# Upgrading a55 vs a65



## Kolia

Have an a390 that I'll trade for one of the mirror less Sony options. 

Is the extra 200$ worth the jump to the a65 ?


----------



## dxqcanada

From all reviews ... yes
Better EVF, lower noise at higher ISO, better body ergonomics, better battery life ... though I have read one review that said the reviewer liked the colors reproduced by the A55 vs the A65.
Too bad they did not put two control dials on it like the A77.


----------



## Kolia

Thanks !


----------



## Omofo

2 control dials is a great feature, I plan on upgrading to the a77 as soon as best buy has it in stock. the battery life on the a55 is weak. The added lens compensation in the a77 is another great feature I look forward to.


----------



## DiskoJoe

id go a65 or hold out for the a77. They have some nice features the a55 does not. The a77 has everything sealed up real nice to to prevent dust getting into places you dont want it too.


----------



## Kolia

I found an a65 at BestBuy and got it. 

Wee ! What a nice machine !

About the double dial. In manual mode, you can push and hold a button to switch from aperture to speed. So if the double dial is the only reason to go to the a77, I'd reconsider.


----------



## gsgary

If you want to shoot in a studio the A55 has a big problem with the veiw finder and is not a good choise if you want to try shooting with studio lights


----------



## rgregory1965

Nikon D7000 vs Sony SLT A77


----------



## Kolia

Interesting link rgregory. Not related to either cameras I was considering tho ! 

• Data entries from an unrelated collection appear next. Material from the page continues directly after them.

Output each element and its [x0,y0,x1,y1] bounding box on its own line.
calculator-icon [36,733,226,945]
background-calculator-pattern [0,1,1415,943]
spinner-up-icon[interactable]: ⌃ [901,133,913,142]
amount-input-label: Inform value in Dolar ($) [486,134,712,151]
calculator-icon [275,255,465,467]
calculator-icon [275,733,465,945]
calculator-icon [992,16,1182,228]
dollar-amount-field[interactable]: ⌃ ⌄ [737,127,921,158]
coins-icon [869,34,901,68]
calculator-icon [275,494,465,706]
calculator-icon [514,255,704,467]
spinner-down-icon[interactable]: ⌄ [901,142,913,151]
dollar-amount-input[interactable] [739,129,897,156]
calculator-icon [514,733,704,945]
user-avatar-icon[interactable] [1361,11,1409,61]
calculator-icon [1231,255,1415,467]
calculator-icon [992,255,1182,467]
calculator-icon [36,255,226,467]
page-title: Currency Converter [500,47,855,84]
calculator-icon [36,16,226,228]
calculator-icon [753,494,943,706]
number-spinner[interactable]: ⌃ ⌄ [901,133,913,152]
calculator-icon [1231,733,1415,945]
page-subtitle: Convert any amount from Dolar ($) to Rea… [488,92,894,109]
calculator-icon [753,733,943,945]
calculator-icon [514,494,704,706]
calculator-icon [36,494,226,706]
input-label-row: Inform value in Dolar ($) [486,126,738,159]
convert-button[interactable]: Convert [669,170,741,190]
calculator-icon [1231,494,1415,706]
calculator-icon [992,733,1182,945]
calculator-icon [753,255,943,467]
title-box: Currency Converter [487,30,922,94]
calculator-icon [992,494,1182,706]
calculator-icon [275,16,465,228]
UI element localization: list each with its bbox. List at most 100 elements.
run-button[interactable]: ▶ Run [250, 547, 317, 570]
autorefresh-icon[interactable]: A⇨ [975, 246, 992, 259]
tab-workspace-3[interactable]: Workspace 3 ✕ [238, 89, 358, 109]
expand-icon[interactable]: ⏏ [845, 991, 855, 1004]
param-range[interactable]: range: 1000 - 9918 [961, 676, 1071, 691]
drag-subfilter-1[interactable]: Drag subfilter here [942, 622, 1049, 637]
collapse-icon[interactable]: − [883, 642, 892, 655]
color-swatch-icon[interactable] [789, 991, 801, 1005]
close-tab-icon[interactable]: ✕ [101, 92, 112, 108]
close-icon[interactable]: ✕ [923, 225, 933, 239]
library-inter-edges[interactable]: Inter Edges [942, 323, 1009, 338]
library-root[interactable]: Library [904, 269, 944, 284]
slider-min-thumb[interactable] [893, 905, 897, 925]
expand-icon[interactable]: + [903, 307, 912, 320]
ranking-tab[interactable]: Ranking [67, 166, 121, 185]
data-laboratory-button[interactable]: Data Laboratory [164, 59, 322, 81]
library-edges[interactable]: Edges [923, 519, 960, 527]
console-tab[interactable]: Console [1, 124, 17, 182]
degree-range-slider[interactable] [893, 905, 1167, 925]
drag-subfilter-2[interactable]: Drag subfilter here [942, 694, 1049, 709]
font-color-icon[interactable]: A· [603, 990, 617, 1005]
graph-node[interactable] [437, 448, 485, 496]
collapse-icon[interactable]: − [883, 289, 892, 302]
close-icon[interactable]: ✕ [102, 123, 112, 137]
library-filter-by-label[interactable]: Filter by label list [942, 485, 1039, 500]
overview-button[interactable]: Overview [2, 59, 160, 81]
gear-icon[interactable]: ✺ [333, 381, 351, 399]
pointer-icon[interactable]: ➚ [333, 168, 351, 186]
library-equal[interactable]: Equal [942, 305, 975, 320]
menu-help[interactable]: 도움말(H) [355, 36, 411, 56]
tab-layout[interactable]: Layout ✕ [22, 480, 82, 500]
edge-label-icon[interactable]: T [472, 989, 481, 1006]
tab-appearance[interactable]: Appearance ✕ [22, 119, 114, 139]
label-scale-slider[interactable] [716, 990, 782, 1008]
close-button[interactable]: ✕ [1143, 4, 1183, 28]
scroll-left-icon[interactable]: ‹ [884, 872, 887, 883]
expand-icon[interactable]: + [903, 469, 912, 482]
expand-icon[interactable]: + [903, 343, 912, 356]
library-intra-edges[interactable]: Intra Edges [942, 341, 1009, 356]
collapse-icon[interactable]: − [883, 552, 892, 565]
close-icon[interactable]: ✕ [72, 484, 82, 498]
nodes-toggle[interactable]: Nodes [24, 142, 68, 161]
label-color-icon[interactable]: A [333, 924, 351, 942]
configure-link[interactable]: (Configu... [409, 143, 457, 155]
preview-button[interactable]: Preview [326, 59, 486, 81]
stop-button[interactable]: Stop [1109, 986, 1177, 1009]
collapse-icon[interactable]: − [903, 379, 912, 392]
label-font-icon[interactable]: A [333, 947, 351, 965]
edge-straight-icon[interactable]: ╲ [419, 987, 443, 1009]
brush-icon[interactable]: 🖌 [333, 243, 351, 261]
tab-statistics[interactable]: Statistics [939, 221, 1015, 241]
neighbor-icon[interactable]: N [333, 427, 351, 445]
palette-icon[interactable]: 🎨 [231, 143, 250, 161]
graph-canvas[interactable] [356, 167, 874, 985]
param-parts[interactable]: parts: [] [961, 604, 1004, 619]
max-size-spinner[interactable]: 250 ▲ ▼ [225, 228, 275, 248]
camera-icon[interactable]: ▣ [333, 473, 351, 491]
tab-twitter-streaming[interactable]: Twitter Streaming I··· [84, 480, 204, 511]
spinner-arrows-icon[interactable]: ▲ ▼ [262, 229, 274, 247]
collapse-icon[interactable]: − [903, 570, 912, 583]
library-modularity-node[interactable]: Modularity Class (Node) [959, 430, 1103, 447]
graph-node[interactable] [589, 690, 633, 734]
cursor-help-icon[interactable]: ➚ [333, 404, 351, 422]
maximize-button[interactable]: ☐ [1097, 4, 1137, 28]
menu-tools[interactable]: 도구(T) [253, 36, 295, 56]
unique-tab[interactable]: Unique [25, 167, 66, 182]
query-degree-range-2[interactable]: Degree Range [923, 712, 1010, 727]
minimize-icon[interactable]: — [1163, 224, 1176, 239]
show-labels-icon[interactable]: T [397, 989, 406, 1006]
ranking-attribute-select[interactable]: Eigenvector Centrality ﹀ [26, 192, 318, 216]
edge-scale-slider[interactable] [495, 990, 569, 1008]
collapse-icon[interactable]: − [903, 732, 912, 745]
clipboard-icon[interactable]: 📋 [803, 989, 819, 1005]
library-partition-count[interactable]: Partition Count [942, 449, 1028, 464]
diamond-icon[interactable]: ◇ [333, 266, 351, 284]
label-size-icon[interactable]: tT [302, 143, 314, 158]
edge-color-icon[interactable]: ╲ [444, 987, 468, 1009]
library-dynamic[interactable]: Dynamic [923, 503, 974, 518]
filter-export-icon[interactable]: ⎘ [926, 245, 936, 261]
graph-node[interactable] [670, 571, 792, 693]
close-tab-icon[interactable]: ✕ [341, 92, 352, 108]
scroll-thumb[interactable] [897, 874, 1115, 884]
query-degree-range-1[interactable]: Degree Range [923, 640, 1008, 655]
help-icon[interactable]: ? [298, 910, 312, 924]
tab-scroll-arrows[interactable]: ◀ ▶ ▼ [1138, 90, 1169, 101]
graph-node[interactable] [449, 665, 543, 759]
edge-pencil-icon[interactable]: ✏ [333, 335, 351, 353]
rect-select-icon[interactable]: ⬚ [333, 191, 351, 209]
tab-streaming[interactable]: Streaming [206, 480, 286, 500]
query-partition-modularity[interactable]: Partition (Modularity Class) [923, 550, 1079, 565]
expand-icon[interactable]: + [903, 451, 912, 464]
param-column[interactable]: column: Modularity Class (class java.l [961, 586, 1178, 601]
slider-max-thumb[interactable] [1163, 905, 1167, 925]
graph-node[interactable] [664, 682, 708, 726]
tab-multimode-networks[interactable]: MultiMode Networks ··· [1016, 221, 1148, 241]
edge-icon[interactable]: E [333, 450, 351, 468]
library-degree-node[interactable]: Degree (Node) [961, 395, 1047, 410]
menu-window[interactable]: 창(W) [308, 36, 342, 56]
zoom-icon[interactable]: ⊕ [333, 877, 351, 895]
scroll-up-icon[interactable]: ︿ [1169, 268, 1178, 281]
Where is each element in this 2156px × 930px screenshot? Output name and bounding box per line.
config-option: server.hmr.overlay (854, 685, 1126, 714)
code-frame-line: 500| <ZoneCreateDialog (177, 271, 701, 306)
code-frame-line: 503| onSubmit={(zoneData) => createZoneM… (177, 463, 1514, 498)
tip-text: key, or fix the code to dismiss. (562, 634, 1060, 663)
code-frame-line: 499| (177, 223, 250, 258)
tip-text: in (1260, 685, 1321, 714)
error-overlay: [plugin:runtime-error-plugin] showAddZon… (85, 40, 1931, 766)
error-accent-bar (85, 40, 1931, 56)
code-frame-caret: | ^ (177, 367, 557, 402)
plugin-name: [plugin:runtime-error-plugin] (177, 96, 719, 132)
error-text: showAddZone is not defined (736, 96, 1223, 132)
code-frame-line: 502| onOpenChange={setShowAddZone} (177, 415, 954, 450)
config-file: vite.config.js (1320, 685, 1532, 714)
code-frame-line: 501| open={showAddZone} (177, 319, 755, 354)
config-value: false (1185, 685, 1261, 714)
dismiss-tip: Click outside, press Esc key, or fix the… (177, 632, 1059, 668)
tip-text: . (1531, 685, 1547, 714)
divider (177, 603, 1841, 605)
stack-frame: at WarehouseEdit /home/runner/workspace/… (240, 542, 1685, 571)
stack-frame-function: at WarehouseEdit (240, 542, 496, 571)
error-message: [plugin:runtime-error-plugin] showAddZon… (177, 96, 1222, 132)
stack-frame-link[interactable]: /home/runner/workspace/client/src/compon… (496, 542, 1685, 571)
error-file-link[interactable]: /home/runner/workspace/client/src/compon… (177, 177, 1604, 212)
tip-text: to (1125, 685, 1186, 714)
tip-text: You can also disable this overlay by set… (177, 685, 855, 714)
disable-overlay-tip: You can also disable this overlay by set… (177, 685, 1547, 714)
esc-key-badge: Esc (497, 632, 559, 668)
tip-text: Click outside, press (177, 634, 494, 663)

They seems to have confused the in movie focus. The Sony is the one with phase detection that works while filming. 

I'm always amused by the comments on the relative "lack" of lenses of the Sony cameras. How many different lenses of a given focal length will an amateur need or even buy ?  Plus, the entry level lenses (easy choice serie) are very inexpensive and thus, more accessible. 

In any case, I bought the a65 and love it.


----------